Sunday, October 04, 2020

Sounds Of The Seventies

 Mac Davis. Helen Reddy. The blank stares I'm getting from that row suggest they may not have lived through the 1970s. I did. I have the bell bottom scars on my ankles to prove it. These two singer-songwriters passed away this past week within hours of one another, both of them at the age of seventy-eight. If you have missed this chunk of musical history, let's toss out a primer: "Baby Don't Get Hooked On Me" may have been Mister Davis' best known tune. You may have caught him singing that one on The Midnight Special. Or maybe I should explain to you about The Midnight Special. Or Don Kirshner's Rock Concert. 

But that's not why we're here today. We also have to recognize Helen Reddy, she of "I Am Woman." She was on The Midnight Special too. My mother was proto-liberated, and she had a subscription to Ms. Magazine and we listened to Helen Reddy albums. And we liked it. My father was particularly enamored with "Delta Dawn," as it struck him solidly in his gospel-loving nerve. Helen was perhaps the first Australian of which I was aware, probably because she also had her own variety show. A little song, a little dance, a little Cheech and Chong.

What? Cheech and Chong on NBC? This is a show that also featured Nelson Riddle and His Orchestra. This was the 1970s. Along about this same time, Mac Davis had his own show too. His could also be found on NBC. Mac's guests included such luminaries as Loretta Swit, Gabe Kaplan, and Helen Reddy.

What? Helen recorded one of Mac's songs: "I Believe In Music." The first record I ever owned was a 45 of Elvis Presley singing "In The Ghetto." Written by Mac Davis. 

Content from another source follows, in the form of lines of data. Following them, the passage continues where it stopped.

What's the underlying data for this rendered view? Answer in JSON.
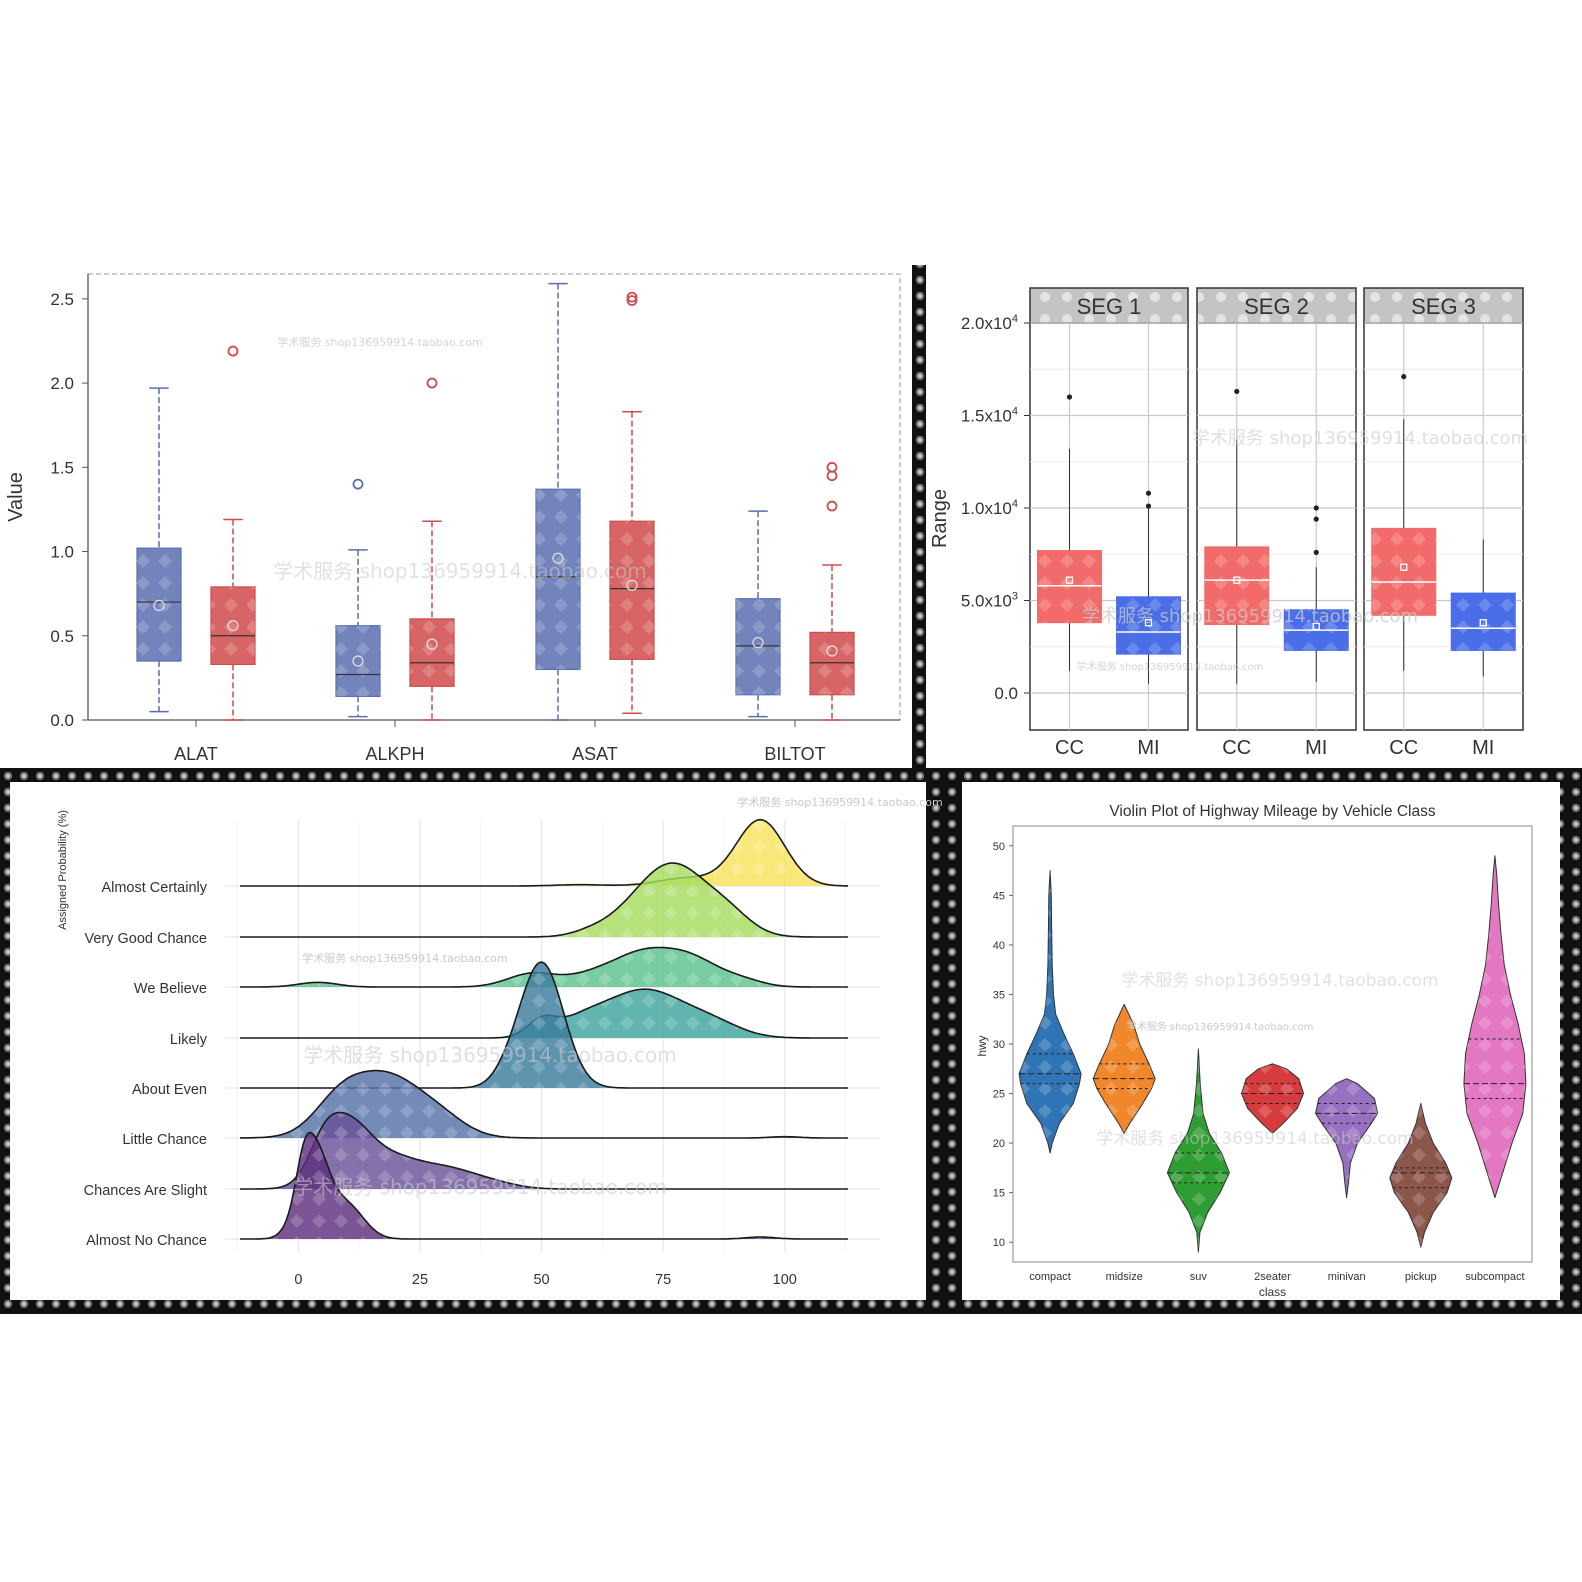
{
  "watermarks": {
    "long": "学术服务 shop136959914.taobao.com",
    "shop": "shop136959914.taobao.com"
  },
  "chart_data": [
    {
      "type": "box",
      "id": "liver-boxplot",
      "ylabel": "Value",
      "ylim": [
        0,
        2.6
      ],
      "yticks": [
        "0.0",
        "0.5",
        "1.0",
        "1.5",
        "2.0",
        "2.5"
      ],
      "categories": [
        "ALAT",
        "ALKPH",
        "ASAT",
        "BILTOT"
      ],
      "colors": [
        "#5a6fb0",
        "#d04a4a"
      ],
      "series": [
        {
          "boxes": [
            {
              "min": 0.05,
              "q1": 0.35,
              "median": 0.7,
              "q3": 1.02,
              "max": 1.97,
              "mean": 0.68,
              "outliers": []
            },
            {
              "min": 0.02,
              "q1": 0.14,
              "median": 0.27,
              "q3": 0.56,
              "max": 1.01,
              "mean": 0.35,
              "outliers": [
                1.4
              ]
            },
            {
              "min": 0.0,
              "q1": 0.3,
              "median": 0.85,
              "q3": 1.37,
              "max": 2.59,
              "mean": 0.96,
              "outliers": []
            },
            {
              "min": 0.02,
              "q1": 0.15,
              "median": 0.44,
              "q3": 0.72,
              "max": 1.24,
              "mean": 0.46,
              "outliers": []
            }
          ]
        },
        {
          "boxes": [
            {
              "min": 0.0,
              "q1": 0.33,
              "median": 0.5,
              "q3": 0.79,
              "max": 1.19,
              "mean": 0.56,
              "outliers": [
                2.19
              ]
            },
            {
              "min": 0.0,
              "q1": 0.2,
              "median": 0.34,
              "q3": 0.6,
              "max": 1.18,
              "mean": 0.45,
              "outliers": [
                2.0
              ]
            },
            {
              "min": 0.04,
              "q1": 0.36,
              "median": 0.78,
              "q3": 1.18,
              "max": 1.83,
              "mean": 0.8,
              "outliers": [
                2.49,
                2.51
              ]
            },
            {
              "min": 0.0,
              "q1": 0.15,
              "median": 0.34,
              "q3": 0.52,
              "max": 0.92,
              "mean": 0.41,
              "outliers": [
                1.27,
                1.45,
                1.5
              ]
            }
          ]
        }
      ]
    },
    {
      "type": "box",
      "id": "segment-boxplot",
      "ylabel": "Range",
      "ylim": [
        -2000,
        20000
      ],
      "yticks": [
        {
          "value": 0,
          "label": "0.0"
        },
        {
          "value": 5000,
          "label": "5.0x10",
          "exp": "3"
        },
        {
          "value": 10000,
          "label": "1.0x10",
          "exp": "4"
        },
        {
          "value": 15000,
          "label": "1.5x10",
          "exp": "4"
        },
        {
          "value": 20000,
          "label": "2.0x10",
          "exp": "4"
        }
      ],
      "panels": [
        "SEG 1",
        "SEG 2",
        "SEG 3"
      ],
      "categories": [
        "CC",
        "MI"
      ],
      "colors": [
        "#f26b6b",
        "#4a6ee8"
      ],
      "boxes": [
        [
          {
            "min": 1200,
            "q1": 3800,
            "median": 5800,
            "q3": 7700,
            "max": 13200,
            "mean": 6100,
            "outliers": [
              16000
            ]
          },
          {
            "min": 500,
            "q1": 2100,
            "median": 3300,
            "q3": 5200,
            "max": 10000,
            "mean": 3800,
            "outliers": [
              10100,
              10800
            ]
          }
        ],
        [
          {
            "min": 500,
            "q1": 3700,
            "median": 6100,
            "q3": 7900,
            "max": 13700,
            "mean": 6100,
            "outliers": [
              16300
            ]
          },
          {
            "min": 600,
            "q1": 2300,
            "median": 3400,
            "q3": 4500,
            "max": 6800,
            "mean": 3600,
            "outliers": [
              7600,
              9400,
              10000
            ]
          }
        ],
        [
          {
            "min": 1200,
            "q1": 4200,
            "median": 6000,
            "q3": 8900,
            "max": 14800,
            "mean": 6800,
            "outliers": [
              17100
            ]
          },
          {
            "min": 900,
            "q1": 2300,
            "median": 3500,
            "q3": 5400,
            "max": 8300,
            "mean": 3800,
            "outliers": []
          }
        ]
      ]
    },
    {
      "type": "ridgeline",
      "id": "probability-ridgeline",
      "ylabel": "Assigned Probability (%)",
      "xlim": [
        -12,
        113
      ],
      "xticks": [
        0,
        25,
        50,
        75,
        100
      ],
      "series": [
        {
          "name": "Almost Certainly",
          "color": "#f7e35b",
          "peaks": [
            [
              95,
              5,
              1.0
            ],
            [
              80,
              6,
              0.12
            ],
            [
              58,
              5,
              0.02
            ]
          ]
        },
        {
          "name": "Very Good Chance",
          "color": "#a6dc5f",
          "peaks": [
            [
              78,
              6,
              0.9
            ],
            [
              70,
              6,
              0.4
            ],
            [
              88,
              5,
              0.35
            ],
            [
              60,
              4,
              0.06
            ]
          ]
        },
        {
          "name": "We Believe",
          "color": "#5cc28e",
          "peaks": [
            [
              48,
              5,
              0.2
            ],
            [
              62,
              6,
              0.22
            ],
            [
              79,
              7,
              0.5
            ],
            [
              70,
              5,
              0.25
            ],
            [
              4,
              4,
              0.07
            ],
            [
              92,
              4,
              0.06
            ]
          ]
        },
        {
          "name": "Likely",
          "color": "#3ea59c",
          "peaks": [
            [
              71,
              8,
              0.72
            ],
            [
              58,
              5,
              0.2
            ],
            [
              50,
              3,
              0.25
            ],
            [
              85,
              6,
              0.2
            ]
          ]
        },
        {
          "name": "About Even",
          "color": "#3c7c9e",
          "peaks": [
            [
              50,
              4.5,
              1.9
            ],
            [
              43,
              3,
              0.12
            ]
          ]
        },
        {
          "name": "Little Chance",
          "color": "#5672a8",
          "peaks": [
            [
              18,
              8,
              0.95
            ],
            [
              8,
              5,
              0.35
            ],
            [
              30,
              5,
              0.15
            ],
            [
              100,
              3,
              0.02
            ]
          ]
        },
        {
          "name": "Chances Are Slight",
          "color": "#6a529a",
          "peaks": [
            [
              10,
              5,
              1.0
            ],
            [
              5,
              3,
              0.35
            ],
            [
              20,
              5,
              0.35
            ],
            [
              30,
              6,
              0.3
            ],
            [
              40,
              5,
              0.08
            ]
          ]
        },
        {
          "name": "Almost No Chance",
          "color": "#5e2f7e",
          "peaks": [
            [
              3,
              3,
              1.4
            ],
            [
              10,
              3.5,
              0.5
            ],
            [
              1,
              1.5,
              0.3
            ],
            [
              95,
              3,
              0.03
            ]
          ]
        }
      ]
    },
    {
      "type": "violin",
      "id": "highway-violin",
      "title": "Violin Plot of Highway Mileage by Vehicle Class",
      "xlabel": "class",
      "ylabel": "hwy",
      "ylim": [
        8,
        52
      ],
      "yticks": [
        10,
        15,
        20,
        25,
        30,
        35,
        40,
        45,
        50
      ],
      "series": [
        {
          "name": "compact",
          "color": "#2f75b5",
          "lo": 19,
          "hi": 47.5,
          "q1": 26,
          "median": 27,
          "q3": 29,
          "profile": [
            [
              19,
              0
            ],
            [
              20,
              0.07
            ],
            [
              22,
              0.3
            ],
            [
              24,
              0.75
            ],
            [
              26,
              0.95
            ],
            [
              27,
              1.0
            ],
            [
              29,
              0.75
            ],
            [
              31,
              0.45
            ],
            [
              33,
              0.18
            ],
            [
              35,
              0.11
            ],
            [
              38,
              0.07
            ],
            [
              42,
              0.05
            ],
            [
              45,
              0.04
            ],
            [
              47.5,
              0
            ]
          ]
        },
        {
          "name": "midsize",
          "color": "#f0872a",
          "lo": 21,
          "hi": 34,
          "q1": 25.5,
          "median": 26.5,
          "q3": 28,
          "profile": [
            [
              21,
              0
            ],
            [
              22,
              0.18
            ],
            [
              24,
              0.6
            ],
            [
              25.5,
              0.88
            ],
            [
              26.5,
              1.0
            ],
            [
              28,
              0.8
            ],
            [
              30,
              0.5
            ],
            [
              32,
              0.3
            ],
            [
              34,
              0
            ]
          ]
        },
        {
          "name": "suv",
          "color": "#2e9e33",
          "lo": 9,
          "hi": 29.5,
          "q1": 16,
          "median": 17,
          "q3": 19,
          "profile": [
            [
              9,
              0
            ],
            [
              11,
              0.05
            ],
            [
              13,
              0.3
            ],
            [
              15,
              0.7
            ],
            [
              17,
              1.0
            ],
            [
              19,
              0.75
            ],
            [
              21,
              0.35
            ],
            [
              23,
              0.15
            ],
            [
              26,
              0.06
            ],
            [
              29.5,
              0
            ]
          ]
        },
        {
          "name": "2seater",
          "color": "#d63b3e",
          "lo": 21,
          "hi": 28,
          "q1": 24,
          "median": 25,
          "q3": 26,
          "profile": [
            [
              21,
              0
            ],
            [
              22,
              0.35
            ],
            [
              23.5,
              0.8
            ],
            [
              25,
              1.0
            ],
            [
              26.5,
              0.85
            ],
            [
              27.5,
              0.45
            ],
            [
              28,
              0
            ]
          ]
        },
        {
          "name": "minivan",
          "color": "#9770c0",
          "lo": 14.5,
          "hi": 26.5,
          "q1": 22,
          "median": 23,
          "q3": 24,
          "profile": [
            [
              14.5,
              0
            ],
            [
              16,
              0.06
            ],
            [
              18,
              0.12
            ],
            [
              20,
              0.35
            ],
            [
              22,
              0.8
            ],
            [
              23,
              1.0
            ],
            [
              24.5,
              0.9
            ],
            [
              26,
              0.35
            ],
            [
              26.5,
              0
            ]
          ]
        },
        {
          "name": "pickup",
          "color": "#8c564b",
          "lo": 9.5,
          "hi": 24,
          "q1": 15.5,
          "median": 17,
          "q3": 17.5,
          "profile": [
            [
              9.5,
              0
            ],
            [
              11,
              0.12
            ],
            [
              13,
              0.4
            ],
            [
              15,
              0.85
            ],
            [
              16.5,
              1.0
            ],
            [
              18,
              0.8
            ],
            [
              20,
              0.4
            ],
            [
              22,
              0.15
            ],
            [
              24,
              0
            ]
          ]
        },
        {
          "name": "subcompact",
          "color": "#e377c2",
          "lo": 14.5,
          "hi": 49,
          "q1": 24.5,
          "median": 26,
          "q3": 30.5,
          "profile": [
            [
              14.5,
              0
            ],
            [
              17,
              0.25
            ],
            [
              20,
              0.55
            ],
            [
              23,
              0.9
            ],
            [
              26,
              1.0
            ],
            [
              29,
              0.95
            ],
            [
              32,
              0.75
            ],
            [
              35,
              0.5
            ],
            [
              38,
              0.3
            ],
            [
              41,
              0.2
            ],
            [
              44,
              0.12
            ],
            [
              47,
              0.06
            ],
            [
              49,
              0
            ]
          ]
        }
      ]
    }
  ]
}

When Ruth Bader Ginsburg died, the only song I could think of was Helen Reddy's feminist anthem. I was there when it happened. 

Mac wasn't a one trick pony either. His turn as star quarterback Seth Maxwell in North Dallas Forty was both funny and tragic. That was in 1979. By 1982, he was talked into playing Robert Redford's role in the sequel to The Sting, imaginatively titled, The Sting II. Teri Garr was featured in most of the promos for the movie, so it could be that Mac's days at the top were coming to an end. 

Ms. Reddy starred in the Disney feature Pete's Dragon, and scored a hit with the featured song, "Candle On The Water." That was in 1977. Six years later, her recording contract was up at MCA and she returned to the Land Down Under. 

So they both burned brightly, for a while, as stars often do. They made a mark that won't soon be erased from my ears and heart. They stomped on the Terra. In bell bottoms. And they will both be missed. Aloha, Mac and Helen.